Reynolds Mansion Bed & Breakfast Inn - Asheville, NC

Asheville, NC: Gateway to the Appalachian Mountains

By the Reynolds Mansion B&B in Asheville, NC

Henry David Thoreau once related, “In wilderness is the preservation of the world.” There is not any larger example of this than the North Carolina Mountains. Western North Carolina (WNC) offers residents some of the most diverse climates, trees and wildlife in the world. It’s a place full of breathtaking, spellbinding, naturally occurring phenomenon including forests, mountaintop vistas, waterfalls and riverside. Over the years, people, local communities, state officers and the central government have worked to preserve the pretty landscape in Western North Carolina, along with the animals and plants that live there. This effort continues today and every year.

And, as new folks relocate to the area looking for a better standard of living, they discover an ancient mountain.

The Mountains in North Carolina Tell Their Story: Appalachian Mountain Facts

The Appalachian Mountains are a record of Earth’s history. According to the U.S. Geological Survey:  The Appalachians are old. A look at rocks exposed in the present day’s Appalachian Mountains exposes lengthened belts of folded and thrust faulted sea sedimentary rocks, volcanic rocks and slivers of ancient ocean floor.

Robust proof [shows] that these rocks were deformed during plate collision. The birth of the Appalachian ranges, some 480 million years back, marks the first of several mountain building plate collisions that ended in the construction of the supercontinent Pangea with the Appalachians close to the center.

The start of the Appalachian Mountains led on to many millions of years of Earth changes. Ultimately, approximately 60 million years back, the Appalachians we all know today began to take shape. The exact boundaries of the Appalachian Mountains are debatable, but most professionals agree the range extends over 1,500 North to South miles from Canada to Georgia. As a system of ridges split into several distinct ranges, the Appalachian Mountains span two nations and 15 states : Maine, New Hampshire, Vermont, Massachusetts, Connecticut, Pennsylvania, Maryland, Virginia, West Virginia, Ohio, Kentucky, Tennessee, North Carolina, South Carolina and Georgia. Perhaps the most famed attraction is the 2,100-mile Appalachian Trail (AT) that runs from Springer Mountain in Northern Georgia to Mount Katahdin in Maine.

Access to the AT is easily found in Western North Carolina agricultural areas like Hot Springs, Max Patch, a well known bald, or on the Blue Ridge Parkway, just outside of Asheville, wherein you will also find the Reynolds Mansion B&B.

The Magic of the Blue Ridge Mountains

One of the most well known provinces in the Appalachian Mountains is the Blue Ridge. The Blue Ridge Mountains stretch through Pennsylvania, Maryland, Virginia, Tennessee, North Carolina and Georgia.

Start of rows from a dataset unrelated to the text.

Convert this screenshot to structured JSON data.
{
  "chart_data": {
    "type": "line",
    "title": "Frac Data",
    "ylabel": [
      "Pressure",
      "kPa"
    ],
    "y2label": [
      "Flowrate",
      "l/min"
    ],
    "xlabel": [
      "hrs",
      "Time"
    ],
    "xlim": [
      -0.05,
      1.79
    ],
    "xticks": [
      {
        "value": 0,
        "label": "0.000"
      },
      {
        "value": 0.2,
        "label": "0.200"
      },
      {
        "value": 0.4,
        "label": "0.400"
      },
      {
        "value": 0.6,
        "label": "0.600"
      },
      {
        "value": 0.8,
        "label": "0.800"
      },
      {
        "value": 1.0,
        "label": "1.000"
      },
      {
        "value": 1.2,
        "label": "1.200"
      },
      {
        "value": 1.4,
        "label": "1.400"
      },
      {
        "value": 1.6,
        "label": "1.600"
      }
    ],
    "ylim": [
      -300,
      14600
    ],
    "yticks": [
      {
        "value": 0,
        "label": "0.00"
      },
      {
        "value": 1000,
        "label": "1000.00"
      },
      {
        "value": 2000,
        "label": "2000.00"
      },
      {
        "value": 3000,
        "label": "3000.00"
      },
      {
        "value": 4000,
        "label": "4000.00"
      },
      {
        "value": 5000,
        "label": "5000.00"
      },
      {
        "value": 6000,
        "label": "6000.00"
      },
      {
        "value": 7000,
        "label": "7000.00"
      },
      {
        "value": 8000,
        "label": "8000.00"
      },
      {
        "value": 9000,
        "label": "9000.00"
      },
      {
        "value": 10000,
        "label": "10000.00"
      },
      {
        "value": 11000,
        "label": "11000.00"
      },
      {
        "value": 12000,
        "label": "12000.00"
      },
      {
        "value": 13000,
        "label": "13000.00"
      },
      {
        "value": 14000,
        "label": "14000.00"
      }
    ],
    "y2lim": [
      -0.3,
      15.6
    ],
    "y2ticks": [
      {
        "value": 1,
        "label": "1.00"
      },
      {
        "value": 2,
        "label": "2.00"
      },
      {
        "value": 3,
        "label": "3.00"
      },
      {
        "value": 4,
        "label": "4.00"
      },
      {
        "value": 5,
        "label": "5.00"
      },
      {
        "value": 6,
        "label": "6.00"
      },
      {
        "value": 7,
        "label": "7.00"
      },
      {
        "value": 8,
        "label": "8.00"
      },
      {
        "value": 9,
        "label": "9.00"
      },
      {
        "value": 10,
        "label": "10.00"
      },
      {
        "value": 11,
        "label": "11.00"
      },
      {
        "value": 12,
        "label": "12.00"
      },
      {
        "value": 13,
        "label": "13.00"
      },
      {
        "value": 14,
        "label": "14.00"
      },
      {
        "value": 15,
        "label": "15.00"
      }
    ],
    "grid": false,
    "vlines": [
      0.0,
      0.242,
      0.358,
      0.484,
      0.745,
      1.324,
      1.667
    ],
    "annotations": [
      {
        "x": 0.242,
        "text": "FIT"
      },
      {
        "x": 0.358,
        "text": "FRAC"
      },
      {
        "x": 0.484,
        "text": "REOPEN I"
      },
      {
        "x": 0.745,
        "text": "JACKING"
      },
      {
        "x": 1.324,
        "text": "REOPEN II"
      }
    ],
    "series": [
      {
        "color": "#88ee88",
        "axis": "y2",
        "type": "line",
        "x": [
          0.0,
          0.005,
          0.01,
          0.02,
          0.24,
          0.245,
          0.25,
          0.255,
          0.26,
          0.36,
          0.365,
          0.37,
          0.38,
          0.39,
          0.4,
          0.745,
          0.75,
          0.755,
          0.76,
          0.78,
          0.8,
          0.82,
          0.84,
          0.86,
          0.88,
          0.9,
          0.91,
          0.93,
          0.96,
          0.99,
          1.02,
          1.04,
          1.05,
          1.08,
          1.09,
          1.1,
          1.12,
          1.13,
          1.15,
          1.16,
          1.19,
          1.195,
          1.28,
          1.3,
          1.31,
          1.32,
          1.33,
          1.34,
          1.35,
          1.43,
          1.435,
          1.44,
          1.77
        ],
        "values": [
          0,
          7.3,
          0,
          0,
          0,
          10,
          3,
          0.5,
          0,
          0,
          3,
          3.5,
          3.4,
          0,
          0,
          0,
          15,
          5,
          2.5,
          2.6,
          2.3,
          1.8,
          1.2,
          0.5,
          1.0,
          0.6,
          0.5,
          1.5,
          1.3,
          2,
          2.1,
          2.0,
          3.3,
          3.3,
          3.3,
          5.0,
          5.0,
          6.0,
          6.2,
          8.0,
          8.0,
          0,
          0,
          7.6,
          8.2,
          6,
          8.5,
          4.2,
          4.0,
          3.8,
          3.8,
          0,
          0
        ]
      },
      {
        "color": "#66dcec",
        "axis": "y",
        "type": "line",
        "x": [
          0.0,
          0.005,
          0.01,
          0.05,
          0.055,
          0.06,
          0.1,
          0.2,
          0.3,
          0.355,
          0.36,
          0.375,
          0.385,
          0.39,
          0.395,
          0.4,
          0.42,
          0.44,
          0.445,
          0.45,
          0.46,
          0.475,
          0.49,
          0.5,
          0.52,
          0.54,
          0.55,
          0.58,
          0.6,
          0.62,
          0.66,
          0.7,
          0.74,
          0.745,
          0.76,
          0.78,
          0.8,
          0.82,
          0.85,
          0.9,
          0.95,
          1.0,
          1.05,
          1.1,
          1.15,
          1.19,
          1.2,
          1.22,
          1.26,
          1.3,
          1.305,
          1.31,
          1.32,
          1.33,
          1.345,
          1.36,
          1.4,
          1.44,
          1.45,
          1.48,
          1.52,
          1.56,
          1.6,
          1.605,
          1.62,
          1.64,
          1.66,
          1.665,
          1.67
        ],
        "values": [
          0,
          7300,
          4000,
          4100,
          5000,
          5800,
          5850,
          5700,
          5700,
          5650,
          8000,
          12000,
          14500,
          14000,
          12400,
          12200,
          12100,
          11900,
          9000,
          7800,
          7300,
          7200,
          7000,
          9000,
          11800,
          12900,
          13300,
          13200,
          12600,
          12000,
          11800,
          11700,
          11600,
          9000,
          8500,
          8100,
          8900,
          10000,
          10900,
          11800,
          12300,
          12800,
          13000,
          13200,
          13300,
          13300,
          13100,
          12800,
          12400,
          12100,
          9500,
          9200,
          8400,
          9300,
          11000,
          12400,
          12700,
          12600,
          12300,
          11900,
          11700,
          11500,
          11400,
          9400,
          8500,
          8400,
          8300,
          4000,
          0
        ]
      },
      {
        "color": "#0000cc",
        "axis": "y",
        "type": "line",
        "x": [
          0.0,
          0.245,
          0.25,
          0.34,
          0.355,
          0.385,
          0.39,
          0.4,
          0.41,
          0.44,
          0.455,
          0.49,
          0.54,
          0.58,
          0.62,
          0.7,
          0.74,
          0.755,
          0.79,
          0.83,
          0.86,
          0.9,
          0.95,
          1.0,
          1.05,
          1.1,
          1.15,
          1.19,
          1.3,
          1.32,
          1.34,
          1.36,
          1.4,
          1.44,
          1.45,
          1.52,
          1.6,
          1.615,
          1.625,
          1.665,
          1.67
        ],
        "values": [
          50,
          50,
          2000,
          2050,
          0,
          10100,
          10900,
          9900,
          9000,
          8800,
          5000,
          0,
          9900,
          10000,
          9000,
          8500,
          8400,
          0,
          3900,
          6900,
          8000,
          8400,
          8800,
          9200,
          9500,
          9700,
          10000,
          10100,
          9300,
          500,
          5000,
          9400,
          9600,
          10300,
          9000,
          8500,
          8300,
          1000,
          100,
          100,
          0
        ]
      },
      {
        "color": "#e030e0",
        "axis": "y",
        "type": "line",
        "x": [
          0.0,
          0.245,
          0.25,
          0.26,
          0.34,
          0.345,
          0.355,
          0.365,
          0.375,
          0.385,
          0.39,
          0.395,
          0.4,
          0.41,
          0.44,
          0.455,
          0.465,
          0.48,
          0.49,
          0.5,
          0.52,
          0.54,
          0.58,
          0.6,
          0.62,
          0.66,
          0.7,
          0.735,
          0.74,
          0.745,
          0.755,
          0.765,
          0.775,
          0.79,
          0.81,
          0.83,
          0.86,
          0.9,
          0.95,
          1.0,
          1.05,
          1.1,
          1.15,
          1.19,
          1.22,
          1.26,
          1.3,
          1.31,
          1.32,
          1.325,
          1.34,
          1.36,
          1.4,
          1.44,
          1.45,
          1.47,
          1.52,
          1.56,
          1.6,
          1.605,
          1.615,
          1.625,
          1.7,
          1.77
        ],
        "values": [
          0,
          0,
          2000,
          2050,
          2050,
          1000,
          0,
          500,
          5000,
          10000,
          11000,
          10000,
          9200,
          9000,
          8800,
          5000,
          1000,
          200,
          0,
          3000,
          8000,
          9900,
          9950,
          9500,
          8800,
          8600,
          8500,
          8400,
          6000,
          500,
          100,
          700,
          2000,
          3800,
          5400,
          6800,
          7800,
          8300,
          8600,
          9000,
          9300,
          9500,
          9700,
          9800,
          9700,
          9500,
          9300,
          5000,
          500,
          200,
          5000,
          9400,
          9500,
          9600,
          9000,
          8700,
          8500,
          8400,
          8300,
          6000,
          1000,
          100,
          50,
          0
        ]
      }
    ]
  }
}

They are home to the highest peaks in Eastern Northern America, the highest being Mount Mitchell in Western North Carolina at 6,684 feet. The trees are what give the Blue Ridge its name. According to the Nation’s Park Service, hydrocarbons released into the atmosphere by the trees create their signature color. The Blue Ridge offers a range of natural attractions including 2 countrywide parks : the Shenandoah in the North and the Great Smokies in the South. The Blue Ridge Parkway, a 496-mile scenic road that connects the 2 parks, provides amazing mountain lookouts and access to hundreds of hiking trails. The Great Hazy Mountains : A Union of Forest Preservation and Land Conservation The Great Hazy Mountains cover the border between North Carolina and Tennessee. The Great Hazy Mountains Countrywide Park is one of the biggest forest preservation areas in the Eastern United States.

According to StateParks the park was once part of Cherokee homeland and now pulls over nine million visitors every year. There are over 800 miles of hiking trails that range all the way from straightforward to difficult including seventy miles of the Appalachian Trail. In the summer, weather in the park consists generally of abundant rainfall and high humidity, making healthy growing conditions. Overall, Western North Carolina climate and Asheville weather brings four balanced seasons.

Winters and summers are moderate compared with other regions. Native trees, plants and flowers bloom during 3 seasons, and in the winter, snow-peaked mountain views peek thru barren, forest trees. StatePark reports that, “some 100 species of local trees find homes in the Smokies, more than any other Northern US state park.” The site adds that “almost 95% of the park is forested, and about 25% of that area is old growth forest — one of the biggest blocks of deciduous, temperate, old-growth forest remaining in North America.” The Nation’s Park Service explains that no other area of equal size in a gentle climate can match the park’s superb variety of plants, animals, and invertebrates. Over 10,000 species have been documented. The mountains in North Carolina, surrounding Asheville, are a place where the mountains, rivers, trees and animals tell an ancient story.

Be still and listen and you’ll hear the voice of the land.

Come enjoy the splendor of the Blue Ridge Mountains and the Appalachian Trail, and stay with us at the Reynolds Mansion B&B in Asheville, NC.